The "religious" view of much of what the authors would call (with perfect comfort) "public morality", in the area of marriage, would lead to something like this: Married couples need a sense of reverence for their commitment from the outside world, and the freedom that some people claim to succeed in life outside of the marital model for adulthood creates a serious, perhaps fatal distraction. Furthermore, everyone owes something of the emotional commitment that made their lives possible back to others (unless they were abandoned themselves). This view of things refuses to look a family morality in terms of usual calculations about "individual rights" and concomitant personal responsibilities, as a libertarian or rationalist would see them.
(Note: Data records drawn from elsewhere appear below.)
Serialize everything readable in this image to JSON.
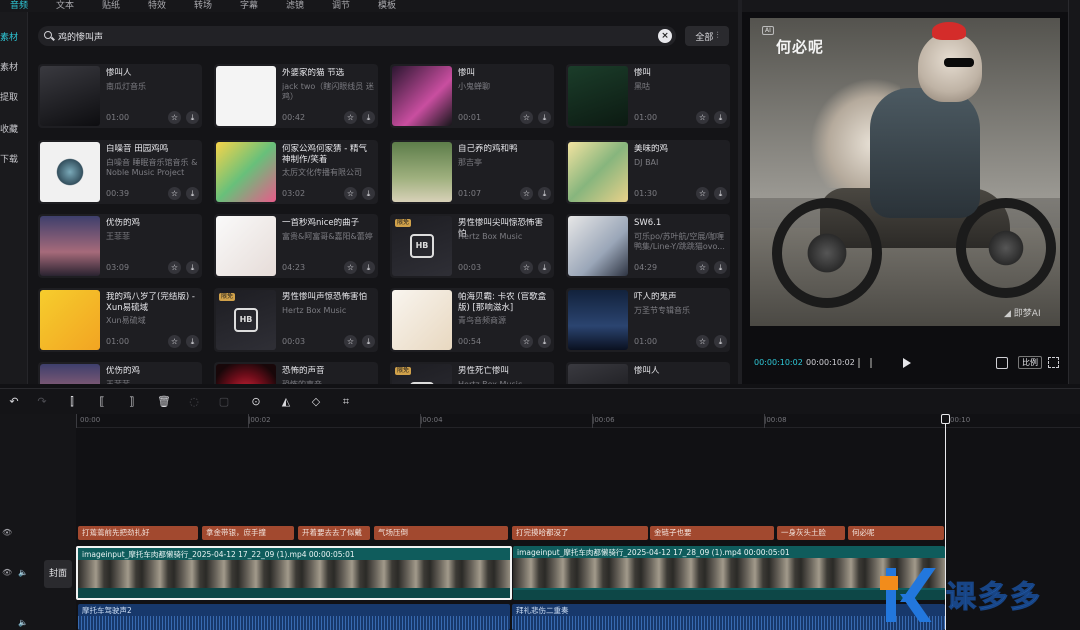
{
  "tabs": [
    "音频",
    "文本",
    "贴纸",
    "特效",
    "转场",
    "字幕",
    "滤镜",
    "调节",
    "模板"
  ],
  "active_tab": 0,
  "side_nav": [
    "素材",
    "素材",
    "提取",
    "收藏",
    "下载"
  ],
  "search": {
    "value": "鸡的惨叫声",
    "filter_label": "全部"
  },
  "cards": [
    {
      "title": "惨叫人",
      "artist": "南瓜灯音乐",
      "duration": "01:00",
      "thumb": "t-dark"
    },
    {
      "title": "外婆家的猫 节选",
      "artist": "jack two（瞎闪眼线员 迷鸡）",
      "duration": "00:42",
      "thumb": "t-white"
    },
    {
      "title": "惨叫",
      "artist": "小鬼蝉聊",
      "duration": "00:01",
      "thumb": "t-pink"
    },
    {
      "title": "惨叫",
      "artist": "黑咕",
      "duration": "01:00",
      "thumb": "t-green"
    },
    {
      "title": "白噪音 田园鸡鸣",
      "artist": "白噪音 睡眠音乐馆音乐 & Noble Music Project",
      "duration": "00:39",
      "thumb": "t-wave"
    },
    {
      "title": "何家公鸡何家猜 - 精气神制作/笑着",
      "artist": "太厉文化传播有限公司",
      "duration": "03:02",
      "thumb": "t-cartoon"
    },
    {
      "title": "自己养的鸡和鸭",
      "artist": "那吉亭",
      "duration": "01:07",
      "thumb": "t-nature"
    },
    {
      "title": "美味的鸡",
      "artist": "DJ BAI",
      "duration": "01:30",
      "thumb": "t-egg"
    },
    {
      "title": "优伤的鸡",
      "artist": "王菲菲",
      "duration": "03:09",
      "thumb": "t-dusk"
    },
    {
      "title": "一首秒鸡nice的曲子",
      "artist": "富贵&阿富哥&嘉阳&蕾婷",
      "duration": "04:23",
      "thumb": "t-anime"
    },
    {
      "title": "男性惨叫尖叫惊恐怖害怕",
      "artist": "Hertz Box Music",
      "duration": "00:03",
      "thumb": "t-hb",
      "badge": "限免"
    },
    {
      "title": "SW6.1",
      "artist": "可乐po/苏叶航/空展/咖喱鸭集/Line-Y/跳跳猫ovo...",
      "duration": "04:29",
      "thumb": "t-sw"
    },
    {
      "title": "我的鸡八岁了(完结版) - Xun易硫域",
      "artist": "Xun易硫域",
      "duration": "01:00",
      "thumb": "t-yellow"
    },
    {
      "title": "男性惨叫声惊恐怖害怕",
      "artist": "Hertz Box Music",
      "duration": "00:03",
      "thumb": "t-hb",
      "badge": "限免"
    },
    {
      "title": "帕海贝霸: 卡农 (官歌盒版) [那响滋水]",
      "artist": "青鸟音频商源",
      "duration": "00:54",
      "thumb": "t-kids"
    },
    {
      "title": "吓人的鬼声",
      "artist": "万圣节专辑音乐",
      "duration": "01:00",
      "thumb": "t-night"
    },
    {
      "title": "优伤的鸡",
      "artist": "王菲菲",
      "duration": "",
      "thumb": "t-dusk"
    },
    {
      "title": "恐怖的声音",
      "artist": "恐怖的声音",
      "duration": "",
      "thumb": "t-red"
    },
    {
      "title": "男性死亡惨叫",
      "artist": "Hertz Box Music",
      "duration": "",
      "thumb": "t-hb",
      "badge": "限免"
    },
    {
      "title": "惨叫人",
      "artist": "",
      "duration": "",
      "thumb": "t-dark"
    }
  ],
  "preview": {
    "caption": "何必呢",
    "watermark": "◢ 即梦AI",
    "tag": "AI",
    "current_time": "00:00:10:02",
    "total_time": "00:00:10:02",
    "ratio_label": "比例"
  },
  "ruler_labels": [
    "00:00",
    "|00:02",
    "|00:04",
    "|00:06",
    "|00:08",
    "00:10"
  ],
  "cover_label": "封面",
  "text_clips": [
    "打蔫蔫前先把劲扎好",
    "拿金带银，庶手撞",
    "开着要去去了似戴",
    "气场压倒",
    "打完摸哈都没了",
    "金链子也要",
    "一身灰头土脸",
    "何必呢"
  ],
  "video_clips": [
    {
      "label": "imageinput_摩托车肉都懒骑行_2025-04-12 17_22_09 (1).mp4   00:00:05:01"
    },
    {
      "label": "imageinput_摩托车肉都懒骑行_2025-04-12 17_28_09 (1).mp4   00:00:05:01"
    }
  ],
  "audio_clips": [
    "摩托车驾驶声2",
    "拜礼悲伤二重奏"
  ],
  "brand": {
    "text": "课多多"
  }
}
Here, I'm struck with the past attitudes of the religious right toward people with introverted personalities, which religious people view as "self-serving"; yet we know that personality is itself strongly influenced by biology and genetics. The extreme endpoint of introversion is perhaps something like autism (medically that idea could be challenged). In the 80s, religious author Tim La Haye gratuitously characterized the male homosexual as afflicted with a "melancholy personality" (the "Tchaikovsky syndrome") which clinically has a lot to do with "feminine polarity" and introversion. In her "opposing viewpoint" counterpoint to my essay (on teaching about homosexuality in public schools) in the book "Teenage Sexuality" (review link), religious writer Linda Harvey wrote about "homosexual feelings" as essentially malignant, as if to suggest existential arguments that loyalty to one's own biology (a desire to procreate) is an essential part of "reverence for life" and an important counter to the hardships that the external world ("God") would impose on those who try to follow their own choices.

But this idea, that people have a moral obligation to outgrow "utilitarian" adolescence and connect to people on an emotional level related to real needs, is a point of view worth noting. The “law of karma,” if one looks to that as some sort of common denominator for social justice, does mean that people will return some of the caregiving and connectivity given to them, whether they had their own kids or not; and this can be very difficult for those who remain emotionally separated. The religious position on this seems to be, that not everyone gets to "self-actualize" before becoming parents and agreeing to the emotional commitments (and sometimes limitations) of family life. Yet, much of the progress of our modern world depends on the freedom of people to act largely on their own and implement their own visions. That’s not possible without recognizing personal autonomy. The religious views surrounding the family sometimes seem blind or oblivious to the involuntary sacrifices of personal freedom (from those not interested in socializing themselves this way) that these views demand. It’s a perfect moral storm.